Wire made three of my favorite albums of the late 1970s: Pink Flag (1977), Chairs Missing (1978) and 154 (1979). Now, 40 years later, this brash, sonically adventurous British band is back with "Short Elevated Period," a song from a brand new album called Silver/Lead, coming March 31, and they didn't let me down.
This is particularly remarkable for a band that barely made it into '80s, breaking up just a few years after it debuted and later trying to put its past to rest by touring with an opening act that would perform those songs from the '70s so they could play their newer tunes. Maybe that focus on the present made them more capable of evolving than the average punk band, because here in the 21st century, three of the four original members still actively make vital new music as Wire: Colin Newman, Graham Lewis and Robert Grey (a.k.a. Robert Gotobed). Despite being in their 60s, having added a younger bandmate, guitarist Matt Simms, Wire still have fire in their music and plenty to say.

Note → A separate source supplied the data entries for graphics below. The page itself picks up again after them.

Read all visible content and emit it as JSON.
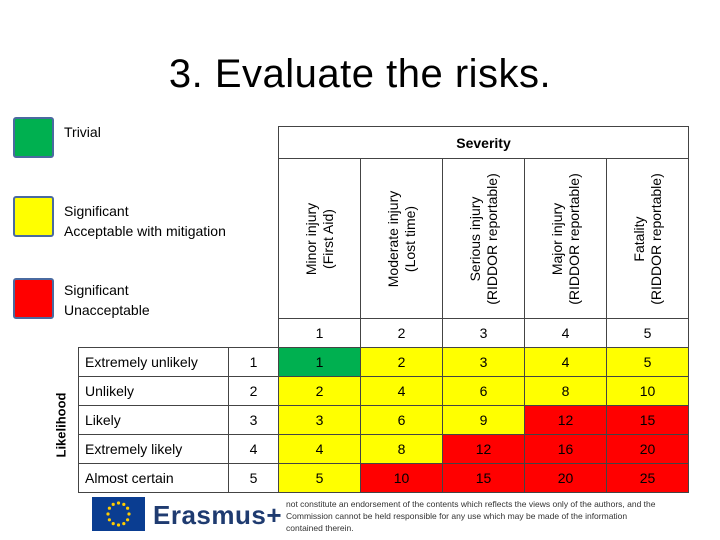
{
  "title": "3.  Evaluate the risks.",
  "legend": [
    {
      "name": "Trivial",
      "color": "#00b050"
    },
    {
      "name": "Significant\nAcceptable with mitigation",
      "line1": "Significant",
      "line2": "Acceptable with mitigation",
      "color": "#ffff00"
    },
    {
      "name": "Significant\nUnacceptable",
      "line1": "Significant",
      "line2": "Unacceptable",
      "color": "#ff0000"
    }
  ],
  "matrix": {
    "severity_title": "Severity",
    "likelihood_title": "Likelihood",
    "severity_columns": [
      {
        "line1": "Minor injury",
        "line2": "(First Aid)",
        "level": "1"
      },
      {
        "line1": "Moderate injury",
        "line2": "(Lost time)",
        "level": "2"
      },
      {
        "line1": "Serious injury",
        "line2": "(RIDDOR reportable)",
        "level": "3"
      },
      {
        "line1": "Major injury",
        "line2": "(RIDDOR reportable)",
        "level": "4"
      },
      {
        "line1": "Fatality",
        "line2": "(RIDDOR reportable)",
        "level": "5"
      }
    ],
    "rows": [
      {
        "label": "Extremely unlikely",
        "level": "1",
        "values": [
          "1",
          "2",
          "3",
          "4",
          "5"
        ],
        "colors": [
          "g",
          "y",
          "y",
          "y",
          "y"
        ]
      },
      {
        "label": "Unlikely",
        "level": "2",
        "values": [
          "2",
          "4",
          "6",
          "8",
          "10"
        ],
        "colors": [
          "y",
          "y",
          "y",
          "y",
          "y"
        ]
      },
      {
        "label": "Likely",
        "level": "3",
        "values": [
          "3",
          "6",
          "9",
          "12",
          "15"
        ],
        "colors": [
          "y",
          "y",
          "y",
          "r",
          "r"
        ]
      },
      {
        "label": "Extremely likely",
        "level": "4",
        "values": [
          "4",
          "8",
          "12",
          "16",
          "20"
        ],
        "colors": [
          "y",
          "y",
          "r",
          "r",
          "r"
        ]
      },
      {
        "label": "Almost certain",
        "level": "5",
        "values": [
          "5",
          "10",
          "15",
          "20",
          "25"
        ],
        "colors": [
          "y",
          "r",
          "r",
          "r",
          "r"
        ]
      }
    ]
  },
  "footer": {
    "brand": "Erasmus+",
    "disclaimer": "not constitute an endorsement of the contents which reflects the views only of the authors, and the Commission cannot be held responsible for any use which may be made of the information contained therein."
  }
}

"Short Elevated Period," highlights this "pivotal moment, in an uncertain future" as Colin Newman sings, in lyrics written by bandmate Graham Lewis.
Skippering a skiff, in the typhoon season
Open to change and in need of a hand
No longer confused by rhyme nor reason
Indian queens paddle dugout canoes
The passenger matches the price that he's asking
Embracing the modern he now understands
It's a pivotal moment, in an uncertain future
A pain relief deal done on the Frankfurt express
Right up to the moment I I.D. you
My reasons for living were under review
A parting of the ways, what had it come to?
Standing in the road, where would I go to?
In a short elevated period
In a short elevated period
In a short elevated period
This song, from Wire's 15th studio album, is music that looks at the present and forward to the future, still with its artful guitar driven snap, all the more surprising for a band that didn't look like it would make it past the three-year mark.